Con this is a vexed and ongoing issue.
To be blunt (and I may incur the wrath of some other COG members or database
people), I treat DY as meaning "dependent young", whatever that description
might entail, and do not restrict it to whether I actually saw food being
passed from parent to offspring. How would you treat a clearly dependent
offspring of a precocious bird (i.e. on that feeds itself from hatching, such
as Black-fronted Dotterel)?
As far as I'm concerned, the indicator of DY is to indicate that the bird is
dependent on a parent as a subset of categories of codes whose overall purpose
is to capture in the COG records that breeding has occurred. Without such an
interpretation, as you said, the database loses a lot of valuable information.
If DY was meant to indicate "seen being fed by parent" the code should have
been something else. That said, I do agree that the code DY should only be used
when a bird is clearly dependent on a parent, a decision which can still be
fairly subjective when the bird is IPDY or even IWDY.
My thoughts...
Harvey
Dr Harvey Perkins
CRC Programme Liaison Officer
Phone +61 2 6213 7472
Email:
-----Original Message-----
From: Con Boekel
Sent: Tuesday, 27 January 2015 4:49 PM
To: cog list
Subject: [canberrabirds] 'Dy or not dy?' that is the question.

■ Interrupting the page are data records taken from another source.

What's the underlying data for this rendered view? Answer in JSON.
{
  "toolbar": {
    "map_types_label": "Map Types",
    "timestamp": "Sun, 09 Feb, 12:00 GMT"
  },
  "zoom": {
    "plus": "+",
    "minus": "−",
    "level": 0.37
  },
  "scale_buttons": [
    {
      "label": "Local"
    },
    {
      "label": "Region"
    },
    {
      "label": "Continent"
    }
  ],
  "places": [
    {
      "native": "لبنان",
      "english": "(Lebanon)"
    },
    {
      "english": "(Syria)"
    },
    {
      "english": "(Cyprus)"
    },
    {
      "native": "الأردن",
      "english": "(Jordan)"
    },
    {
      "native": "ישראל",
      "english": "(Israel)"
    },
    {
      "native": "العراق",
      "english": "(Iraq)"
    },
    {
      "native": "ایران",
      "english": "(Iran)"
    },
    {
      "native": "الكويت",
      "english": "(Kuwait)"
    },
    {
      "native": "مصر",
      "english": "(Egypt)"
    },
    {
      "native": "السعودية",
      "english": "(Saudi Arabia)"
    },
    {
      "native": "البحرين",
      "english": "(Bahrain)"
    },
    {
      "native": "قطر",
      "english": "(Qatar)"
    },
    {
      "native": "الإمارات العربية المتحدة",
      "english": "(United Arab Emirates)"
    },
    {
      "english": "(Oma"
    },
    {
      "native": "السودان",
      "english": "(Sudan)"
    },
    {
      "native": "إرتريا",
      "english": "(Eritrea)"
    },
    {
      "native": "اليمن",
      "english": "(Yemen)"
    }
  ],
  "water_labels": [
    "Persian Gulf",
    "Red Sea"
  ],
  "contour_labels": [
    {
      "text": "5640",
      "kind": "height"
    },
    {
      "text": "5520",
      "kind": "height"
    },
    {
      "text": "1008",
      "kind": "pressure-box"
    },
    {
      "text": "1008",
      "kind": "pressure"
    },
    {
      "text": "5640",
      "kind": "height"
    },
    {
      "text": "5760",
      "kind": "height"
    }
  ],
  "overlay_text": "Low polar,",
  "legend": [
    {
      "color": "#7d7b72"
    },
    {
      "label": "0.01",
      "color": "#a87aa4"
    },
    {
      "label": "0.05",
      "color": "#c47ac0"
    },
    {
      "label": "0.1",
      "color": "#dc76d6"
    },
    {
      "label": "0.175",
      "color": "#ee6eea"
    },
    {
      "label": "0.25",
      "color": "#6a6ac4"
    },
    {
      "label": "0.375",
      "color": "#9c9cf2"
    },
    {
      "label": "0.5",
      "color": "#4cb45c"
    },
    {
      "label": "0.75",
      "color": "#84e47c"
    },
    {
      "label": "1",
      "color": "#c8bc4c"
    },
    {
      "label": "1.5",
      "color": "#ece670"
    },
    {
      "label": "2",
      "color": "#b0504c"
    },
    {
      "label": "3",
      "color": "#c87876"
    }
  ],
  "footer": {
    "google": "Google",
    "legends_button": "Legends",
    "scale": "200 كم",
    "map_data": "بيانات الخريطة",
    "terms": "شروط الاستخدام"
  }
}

Going for a constitutional this afternoon in BMNR, I noticed that there was a
young Noisy Friarbird begging noisily. The parent bird was busy feeding itself
and on four or five occasions found some prey and ingested it. Each time the
begging youngster approached the adult bird too closely and increased its
begging investment (more and louder calls) the adult bird would engage in some
sort of behaviour which clearly contained the message: 'Rack off'. So, not dy.
There was a similar scenario with two adult and one young Yellow-tailed Black
Cockatoo at JWNR two days ago. Again the adult bird, with a tasty morsel -
freshly hewn from its former home inside an acacia branch - lunged at the young
bird as if to say, 'Rack off!'. Not dy.
Then again, this afternoon, two Sacred Kingfisher youngsters in BMNR sat around
begging, apparently waiting to be fed. The parent was about, did not catch
anything with which to feed them and did not feed them. Not dy.
A group of three young Noisy Friarbirds along Upper David Street, the cultural
boundary between Turner and O'Connor, were all begging lustily.
But they were all also actively feeding on whatever is infesting the street
eucs, said infestation having attracted significant numbers of the usuals. Not
dy.
Also attracted to said infestation were two Red Wattlebirds. One of which was
feeding and the other of which was begging. No transfer of food occurred. Not
dy.
In a garden nearby, a young Magpie-lark was begging in the harsh and strangled
tones with which young Magpie-larks may signal that their voices are breaking.
Its companion was actively feeding itself but not the young bird. Not dy.
Four gardens along, a young Pied Currawong was begging (disconsolately, if one
wanted to be anthropomorphic about it) and not being fed. Not dy.
If COG had a breeding category 'IPDY' (Immediate Post Dependent Young) or
possibly even 'IWDY' (I Want to be a Dependent Young) I would have had many a
record to add to the COG database, including a rare breeding record for the
YTBC.
But alas, I came up with many an NDY instead.